Alan;
The very first shotgun I personally owned was a J Stevens Arms & Tool Co 12 gauge double which I think must have been a model 335. Unfortunately, I traded it off some 55 years ago. I had it in mind that it may have been a 325, but it didn't have mono-block barrels. At that point in time, I didn't know what chopper lump barrels were so can't say if it had them or not. It had the plain wedge bolt & not a rotary so would have been no higher grade than the 335.
After I bought it I found it would double if the back trigger was pulled first. Investigation showed the holes in the sears were worn & they could shift about a bit. The left sear tail sat a bit lower than the right one so when the back trigger was pulled the sear tails rubbed together & both sears lifted. I placed a small coil spring on the sear pin between them which pushed them apart & it never doubled again.

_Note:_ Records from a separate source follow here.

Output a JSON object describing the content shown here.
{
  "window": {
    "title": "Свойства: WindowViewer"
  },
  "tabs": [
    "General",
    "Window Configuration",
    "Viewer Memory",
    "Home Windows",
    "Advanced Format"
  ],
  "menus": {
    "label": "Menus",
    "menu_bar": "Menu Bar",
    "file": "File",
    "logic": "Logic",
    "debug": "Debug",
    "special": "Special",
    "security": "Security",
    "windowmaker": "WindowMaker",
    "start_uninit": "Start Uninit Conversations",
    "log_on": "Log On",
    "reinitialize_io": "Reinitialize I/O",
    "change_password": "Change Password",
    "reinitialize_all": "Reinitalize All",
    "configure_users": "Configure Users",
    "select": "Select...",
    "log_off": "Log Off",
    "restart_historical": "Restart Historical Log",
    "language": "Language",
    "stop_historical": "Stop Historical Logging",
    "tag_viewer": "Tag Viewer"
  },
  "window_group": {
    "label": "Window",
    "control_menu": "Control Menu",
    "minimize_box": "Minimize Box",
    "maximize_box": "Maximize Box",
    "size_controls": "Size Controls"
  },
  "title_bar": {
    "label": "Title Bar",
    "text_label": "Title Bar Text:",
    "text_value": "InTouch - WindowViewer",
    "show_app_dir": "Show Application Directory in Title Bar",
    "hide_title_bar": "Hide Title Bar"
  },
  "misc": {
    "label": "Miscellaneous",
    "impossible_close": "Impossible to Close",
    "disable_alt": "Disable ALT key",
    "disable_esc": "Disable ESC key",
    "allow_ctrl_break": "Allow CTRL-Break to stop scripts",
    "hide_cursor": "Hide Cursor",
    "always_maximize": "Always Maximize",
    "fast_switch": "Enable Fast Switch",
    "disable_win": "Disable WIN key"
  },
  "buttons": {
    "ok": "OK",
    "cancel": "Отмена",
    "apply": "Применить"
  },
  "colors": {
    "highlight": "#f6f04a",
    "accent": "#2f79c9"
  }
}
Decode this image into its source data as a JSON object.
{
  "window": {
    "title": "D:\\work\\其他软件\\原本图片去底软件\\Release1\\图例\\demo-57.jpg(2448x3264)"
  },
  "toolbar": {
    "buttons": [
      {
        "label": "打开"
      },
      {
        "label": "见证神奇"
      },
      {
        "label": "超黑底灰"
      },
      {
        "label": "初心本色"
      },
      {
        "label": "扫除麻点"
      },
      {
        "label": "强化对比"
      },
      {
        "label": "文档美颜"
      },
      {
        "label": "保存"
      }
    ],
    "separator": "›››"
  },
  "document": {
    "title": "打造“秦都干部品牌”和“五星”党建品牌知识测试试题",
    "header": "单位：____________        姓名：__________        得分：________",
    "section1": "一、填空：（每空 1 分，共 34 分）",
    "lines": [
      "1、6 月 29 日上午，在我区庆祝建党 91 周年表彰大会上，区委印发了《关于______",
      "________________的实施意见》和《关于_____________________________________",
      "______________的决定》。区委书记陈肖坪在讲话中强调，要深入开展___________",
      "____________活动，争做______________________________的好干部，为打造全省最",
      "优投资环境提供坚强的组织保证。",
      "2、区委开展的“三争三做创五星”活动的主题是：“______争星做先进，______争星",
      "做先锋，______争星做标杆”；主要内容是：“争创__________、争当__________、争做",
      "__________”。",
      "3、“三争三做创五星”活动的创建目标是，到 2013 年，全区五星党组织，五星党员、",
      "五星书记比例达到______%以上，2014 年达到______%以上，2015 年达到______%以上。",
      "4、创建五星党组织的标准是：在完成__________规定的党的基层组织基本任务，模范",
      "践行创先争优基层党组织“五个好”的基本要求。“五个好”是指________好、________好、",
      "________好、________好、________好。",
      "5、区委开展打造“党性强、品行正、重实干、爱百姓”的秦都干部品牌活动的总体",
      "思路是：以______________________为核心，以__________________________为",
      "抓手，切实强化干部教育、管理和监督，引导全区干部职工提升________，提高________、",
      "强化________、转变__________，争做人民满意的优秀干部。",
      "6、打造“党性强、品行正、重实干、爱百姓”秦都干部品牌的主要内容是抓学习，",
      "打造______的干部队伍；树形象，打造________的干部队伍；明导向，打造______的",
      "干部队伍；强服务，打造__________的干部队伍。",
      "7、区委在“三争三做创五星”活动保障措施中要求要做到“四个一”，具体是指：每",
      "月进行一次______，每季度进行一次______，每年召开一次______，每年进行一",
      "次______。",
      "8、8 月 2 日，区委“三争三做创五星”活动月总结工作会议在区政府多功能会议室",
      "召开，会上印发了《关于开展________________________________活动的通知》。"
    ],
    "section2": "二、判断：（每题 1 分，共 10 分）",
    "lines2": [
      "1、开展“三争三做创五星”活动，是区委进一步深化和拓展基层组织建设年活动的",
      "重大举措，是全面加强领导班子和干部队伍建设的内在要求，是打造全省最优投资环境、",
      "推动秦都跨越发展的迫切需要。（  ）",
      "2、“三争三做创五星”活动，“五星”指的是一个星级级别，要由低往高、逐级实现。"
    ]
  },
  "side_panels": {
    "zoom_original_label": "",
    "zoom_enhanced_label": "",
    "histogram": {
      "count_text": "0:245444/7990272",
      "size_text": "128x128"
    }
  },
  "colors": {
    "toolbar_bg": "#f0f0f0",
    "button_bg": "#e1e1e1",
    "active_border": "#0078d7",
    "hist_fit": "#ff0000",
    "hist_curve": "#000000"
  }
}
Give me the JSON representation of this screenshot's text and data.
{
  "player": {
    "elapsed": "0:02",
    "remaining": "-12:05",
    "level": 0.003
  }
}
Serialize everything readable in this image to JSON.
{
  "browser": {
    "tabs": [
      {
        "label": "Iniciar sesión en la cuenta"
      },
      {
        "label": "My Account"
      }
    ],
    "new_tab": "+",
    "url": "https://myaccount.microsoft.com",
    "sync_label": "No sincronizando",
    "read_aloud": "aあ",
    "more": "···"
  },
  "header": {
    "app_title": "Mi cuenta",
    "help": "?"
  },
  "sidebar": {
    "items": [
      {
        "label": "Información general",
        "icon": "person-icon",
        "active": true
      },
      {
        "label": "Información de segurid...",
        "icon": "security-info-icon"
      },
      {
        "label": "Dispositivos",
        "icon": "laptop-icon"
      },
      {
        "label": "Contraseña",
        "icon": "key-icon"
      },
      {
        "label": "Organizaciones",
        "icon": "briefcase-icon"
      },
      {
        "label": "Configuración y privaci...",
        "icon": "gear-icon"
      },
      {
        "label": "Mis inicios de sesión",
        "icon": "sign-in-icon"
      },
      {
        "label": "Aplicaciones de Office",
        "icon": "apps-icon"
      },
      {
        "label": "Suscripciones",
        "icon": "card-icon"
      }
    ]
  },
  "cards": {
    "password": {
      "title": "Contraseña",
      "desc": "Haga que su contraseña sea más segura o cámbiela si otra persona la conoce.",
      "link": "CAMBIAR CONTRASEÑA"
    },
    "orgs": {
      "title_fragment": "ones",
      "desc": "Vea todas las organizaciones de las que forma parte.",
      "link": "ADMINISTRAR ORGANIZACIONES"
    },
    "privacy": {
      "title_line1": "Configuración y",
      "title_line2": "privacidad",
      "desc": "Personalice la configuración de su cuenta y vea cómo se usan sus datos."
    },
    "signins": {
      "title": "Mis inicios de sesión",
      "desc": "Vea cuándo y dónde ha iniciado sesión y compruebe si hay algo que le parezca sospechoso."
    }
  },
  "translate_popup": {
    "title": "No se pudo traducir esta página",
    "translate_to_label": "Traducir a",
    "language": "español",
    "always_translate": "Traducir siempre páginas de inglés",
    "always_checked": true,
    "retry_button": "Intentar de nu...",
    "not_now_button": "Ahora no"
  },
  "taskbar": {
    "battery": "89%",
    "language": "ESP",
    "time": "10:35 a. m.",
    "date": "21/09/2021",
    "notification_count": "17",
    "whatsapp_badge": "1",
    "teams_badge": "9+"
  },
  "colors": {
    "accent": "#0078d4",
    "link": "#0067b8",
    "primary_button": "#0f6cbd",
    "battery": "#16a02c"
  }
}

I knew a man who went to look at an old McCormick gas burning tractor, a W9 which was priced real cheap because it wouldn't run. He looked it over & paid the owner, who then went in his house to write him out a receipt. While he was gone the man took a piece of chewing gum & stripped off the foil wrapper, removed the distributor cap & placed the foil inside. When the owner came back out of the house it was running. His nephew was with him so he drove the truck home & the new owner got on the W9 & drove it home.
The nephew told me about it later when he came to work where I worked & we came good friends, but he didn't know exactly where in the distributor his uncle put the foil, but the reason it wouldn't start was it was failing to produce a spark to the plugs.